CHRONIQUE / Une étude de l’Université du Missouri a confirmé récemment ce qu’on devine déjà : le risque associé aux distractions lorsqu’on est au volant. Cependant, cette étude donne un chiffre à ce risque, accru surtout dans les zones de travaux.

Aux États-Unis, un accident dans des zones de travaux survient toutes les 5,4 minutes. L’étude, menée par Praveen Edara, professeur en génie civil et environnemental à l’Université du Missouri, établit que le risque d’être impliqué dans un accident dans une zone de travaux en raison des distractions est multiplié par 29.

Selon son auteur, l’étude intitulée Risk Factors in Work Zone Safety Events : A Naturalistic Driving Study Analysis pourrait mener à des recommandations aux agences responsables de la sécurité routière — comme la Federal Highway Administration aux États-Unis —, en matière de «contre-mesures comportemantales». Elle peut être lue au complet à bit.ly/2TwndhY

«Ces recommandations incluent une meilleure éducation publique, des lois pour bannir les textos au volant et des politiques qui dissuaderaient les conducteurs à se faire distraire au volant. Les résultats pourraient aussi être utilisés lors du développement de nouvelles technologies, telles que la conduite autonome», peut-on lire dans le communiqué envoyé par l’Université du Missouri.

Rien n’est nouveau quand on affirme qu’un véhicule qui roule à 90 km/h parcourt la distance d’un terrain de football (américain) en cinq secondes. Le temps de lire un texto — ce qui prend en moyenne cinq secondes —, on a parcouru l’équivalent d’un terrain de football sans être attentif. «Texter en conduisant est dangereux, voire fatal, surtout dans les zones de travaux.

«Avant notre étude, les chercheurs analysaient les données sur la sécurité routière dans les zones de travaux en vérifiant une seule case à cocher parmi les 70 à 80 champs que contiennent les rapports des policiers, pour savoir si l’accident avait lieu dans une zone de travaux», affirme M. Edara dans le même communiqué. «Malheureusement, ces rapports ne contenaient pas d’information détaillée au sujet du comportement du conducteur avant la collision. Ce qui est particulier avec notre projet de recherche, c’est que nous avons utilisé des données d’observation naturaliste qui donnait de l’information sur les facteurs pouvant contribuer à la collision [le conducteur, le véhicule, l’état de la route et les facteurs environnementaux]. En d’autres mots, nous avons reconstitué les actions du conducteur et l’environnement juste avant l’accident.»
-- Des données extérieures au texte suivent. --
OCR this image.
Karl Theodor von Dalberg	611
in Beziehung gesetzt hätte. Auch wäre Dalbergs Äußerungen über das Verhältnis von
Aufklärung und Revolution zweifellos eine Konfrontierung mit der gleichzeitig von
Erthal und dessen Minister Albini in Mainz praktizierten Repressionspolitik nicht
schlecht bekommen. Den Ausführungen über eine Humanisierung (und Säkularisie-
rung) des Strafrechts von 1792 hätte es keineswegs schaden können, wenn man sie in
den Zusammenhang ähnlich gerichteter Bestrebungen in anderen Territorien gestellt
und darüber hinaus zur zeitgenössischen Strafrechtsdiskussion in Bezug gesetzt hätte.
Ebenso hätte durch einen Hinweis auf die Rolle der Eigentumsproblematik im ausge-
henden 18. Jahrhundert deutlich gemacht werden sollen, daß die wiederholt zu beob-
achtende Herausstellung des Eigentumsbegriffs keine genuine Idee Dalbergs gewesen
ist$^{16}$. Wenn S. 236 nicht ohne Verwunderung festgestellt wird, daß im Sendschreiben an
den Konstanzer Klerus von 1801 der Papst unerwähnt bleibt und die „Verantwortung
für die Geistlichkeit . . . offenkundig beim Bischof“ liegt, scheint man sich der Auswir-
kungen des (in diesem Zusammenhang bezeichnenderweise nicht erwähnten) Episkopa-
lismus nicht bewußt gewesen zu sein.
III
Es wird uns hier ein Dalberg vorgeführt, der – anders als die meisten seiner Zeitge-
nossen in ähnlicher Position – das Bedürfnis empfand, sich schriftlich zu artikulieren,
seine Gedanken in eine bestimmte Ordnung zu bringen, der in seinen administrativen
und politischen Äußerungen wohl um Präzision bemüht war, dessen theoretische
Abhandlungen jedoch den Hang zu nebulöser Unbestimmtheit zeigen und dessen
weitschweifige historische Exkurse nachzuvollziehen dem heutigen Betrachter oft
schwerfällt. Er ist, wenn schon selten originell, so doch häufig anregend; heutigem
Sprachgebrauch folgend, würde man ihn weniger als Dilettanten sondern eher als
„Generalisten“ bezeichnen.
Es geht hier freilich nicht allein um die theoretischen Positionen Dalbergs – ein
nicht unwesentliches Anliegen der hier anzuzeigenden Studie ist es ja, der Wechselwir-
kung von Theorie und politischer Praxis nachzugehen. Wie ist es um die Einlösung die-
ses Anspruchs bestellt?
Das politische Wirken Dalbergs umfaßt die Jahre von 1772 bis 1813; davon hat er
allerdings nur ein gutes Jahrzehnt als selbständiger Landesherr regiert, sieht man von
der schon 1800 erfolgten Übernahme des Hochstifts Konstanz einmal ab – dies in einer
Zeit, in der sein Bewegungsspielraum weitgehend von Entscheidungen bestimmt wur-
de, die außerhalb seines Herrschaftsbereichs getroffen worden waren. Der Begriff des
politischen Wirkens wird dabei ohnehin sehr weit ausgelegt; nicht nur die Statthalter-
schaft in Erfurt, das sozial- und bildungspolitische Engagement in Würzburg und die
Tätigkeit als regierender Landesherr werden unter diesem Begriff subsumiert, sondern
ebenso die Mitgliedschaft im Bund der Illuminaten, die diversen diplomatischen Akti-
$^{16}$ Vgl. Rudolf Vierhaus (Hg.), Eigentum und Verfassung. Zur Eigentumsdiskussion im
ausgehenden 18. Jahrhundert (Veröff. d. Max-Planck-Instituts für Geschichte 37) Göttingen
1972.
La largeur des voies de circulation dans les zones de travaux a également une incidence sur l’augmentation du risque d’accident.

«Avant que nous nous penchions sur le sujet, nous savions que les voies rétrécies dans les zones de travaux sont moins sécuritaires que les voies plus larges, et similairement, les excès de vitesse dans les zones de travaux ont une corrélation avec la sévérité des blessures», selon M. Edara. «Avec cette information, cela nous permet de constater le degré de responsabilité du conducteur.»